O SILÊNCIO DOS MILAGRES
Das cenas crônicas que escrevem crônicas...
Quase dez horas da manhã e eu por ali passava atenta aos pequenos detalhes, a contornar a marginal do rio , pela cidade que amanhecera sob chuva e frio.
Feriado, e eu me encantava com o razoável silêncio, e com o trânsito que fluía a contento, posto que mais parecia um milagre dos céus.
A agitação dos dias comuns tem me cansado muito, e eu na verdade pensava em como existe beleza escondida na correria do dia a dia da minha cidade.
Eu não tinha pressa, e esse... também era mais um milagre.
Pude perceber a pavimentação nova da avenida, as obras de contenção das margens do Rio Tietê, o alto nível da água que corria folgadamente de vazão para o horizonte, e ao seu redor uma flora diversificada que eu vi ser plantada porém mal a vi crescer.
Palmeiras balouçando ao vento, e os amarelos lírios do campo florescendo sob a chuva, que ainda hoje se vestem com a formosura dos reis, sem nada pedirem a ninguém.
Cristo se referiu a eles no Sermão da Montanha, e ali estava a oportunidade da calma que me permitia “olhar os lírios dos campos”, ainda que no chão da grande São Paulo.
Portanto mais um para minha coleção de milagres do dia.

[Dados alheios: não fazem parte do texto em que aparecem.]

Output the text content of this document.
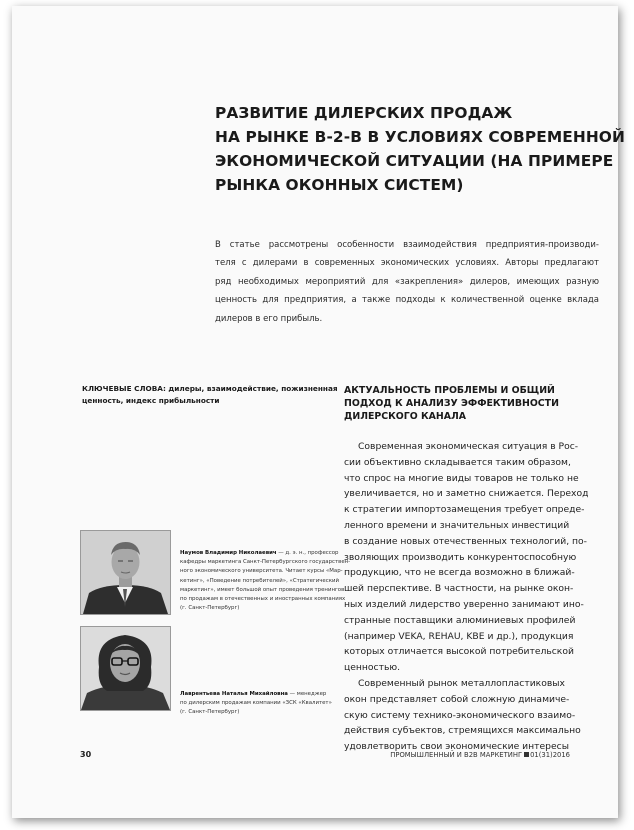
РАЗВИТИЕ ДИЛЕРСКИХ ПРОДАЖ
НА РЫНКЕ В-2-В В УСЛОВИЯХ СОВРЕМЕННОЙ
ЭКОНОМИЧЕСКОЙ СИТУАЦИИ (НА ПРИМЕРЕ
РЫНКА ОКОННЫХ СИСТЕМ)

В статье рассмотрены особенности взаимодействия предприятия-производи-
теля с дилерами в современных экономических условиях. Авторы предлагают
ряд необходимых мероприятий для «закрепления» дилеров, имеющих разную
ценность для предприятия, а также подходы к количественной оценке вклада
дилеров в его прибыль.

КЛЮЧЕВЫЕ СЛОВА: дилеры, взаимодействие, пожизненная
ценность, индекс прибыльности

АКТУАЛЬНОСТЬ ПРОБЛЕМЫ И ОБЩИЙ
ПОДХОД К АНАЛИЗУ ЭФФЕКТИВНОСТИ
ДИЛЕРСКОГО КАНАЛА

Современная экономическая ситуация в Рос-
сии объективно складывается таким образом,
что спрос на многие виды товаров не только не
увеличивается, но и заметно снижается. Переход
к стратегии импортозамещения требует опреде-
ленного времени и значительных инвестиций
в создание новых отечественных технологий, по-
зволяющих производить конкурентоспособную
продукцию, что не всегда возможно в ближай-
шей перспективе. В частности, на рынке окон-
ных изделий лидерство уверенно занимают ино-
странные поставщики алюминиевых профилей
(например VEKA, REHAU, KBE и др.), продукция
которых отличается высокой потребительской
ценностью.
Современный рынок металлопластиковых
окон представляет собой сложную динамиче-
скую систему технико-экономического взаимо-
действия субъектов, стремящихся максимально
удовлетворить свои экономические интересы

Наумов Владимир Николаевич — д. э. н., профессор
кафедры маркетинга Санкт-Петербургского государствен-
ного экономического университета. Читает курсы «Мар-
кетинг», «Поведение потребителей», «Стратегический
маркетинг», имеет большой опыт проведения тренингов
по продажам в отечественных и иностранных компаниях
(г. Санкт-Петербург)

Лаврентьева Наталья Михайловна — менеджер
по дилерским продажам компании «ЗСК «Квалитет»
(г. Санкт-Петербург)

30	ПРОМЫШЛЕННЫЙ И B2B МАРКЕТИНГ 01(31)2016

Assim eu pensava quando me deparei com o cenário.
Uma pequena casinha de madeira artesanalmente recém construída sobre uma grama verdinha e sob uma palmeira , albergava o amplo vaivém do seu abdome, que de longe delatava seu sono profundo e relaxante.
Sua tranqüilidade era de quem sonhava com os anjos.
De pelo branco mesclado de marron claro, mostrava olhos amendoados e uma face meiga daquelas que inspiram a verdadeira amizade.
Mas o cenário não acabava ali.
Logo ao seu lado, uma tenda puxada ao relento, de um plástico cor azul, mantera-se firme ao vendaval da noite alta, porém já mostrava sinais de cansaço.
Pingos espessos da chuva dela escapavam para dentro da “moradia” improvisada e eram prontamente absorvidos pelo chão de grama molhada.
Lá dentro um corpo totalmente imerso insinuava sua silhueta sob um ralo cobertor axadrezado e desbotado.
Não tão adiante, um fogareiro apagado mostrava os restos do último jantar; e resquícios do calor duma fogueira agora eram pequenos esqueletos de lenha transformados em cinzas.
Um termômetro no alto indicava os milagrosos dez graus, bem como a boa qualidade do ar na cidade cinza.
Por um instante senti certa culpa pelo conforto do meu automóvel.
Ergui meu coração aos céus e agradeci pelo meu milagre, apenas mais um , entre tantos outros inexplicáveis que o silêncio da cidade me gritou...
Antes de perdê-los pelo retrovisor , senti que não tinham pressa alguma de despertar, porque nunca há pressa...quando não se tem para onde ir...
Ali, o pulso da vida era o mais grandioso dos milagres do meu dia.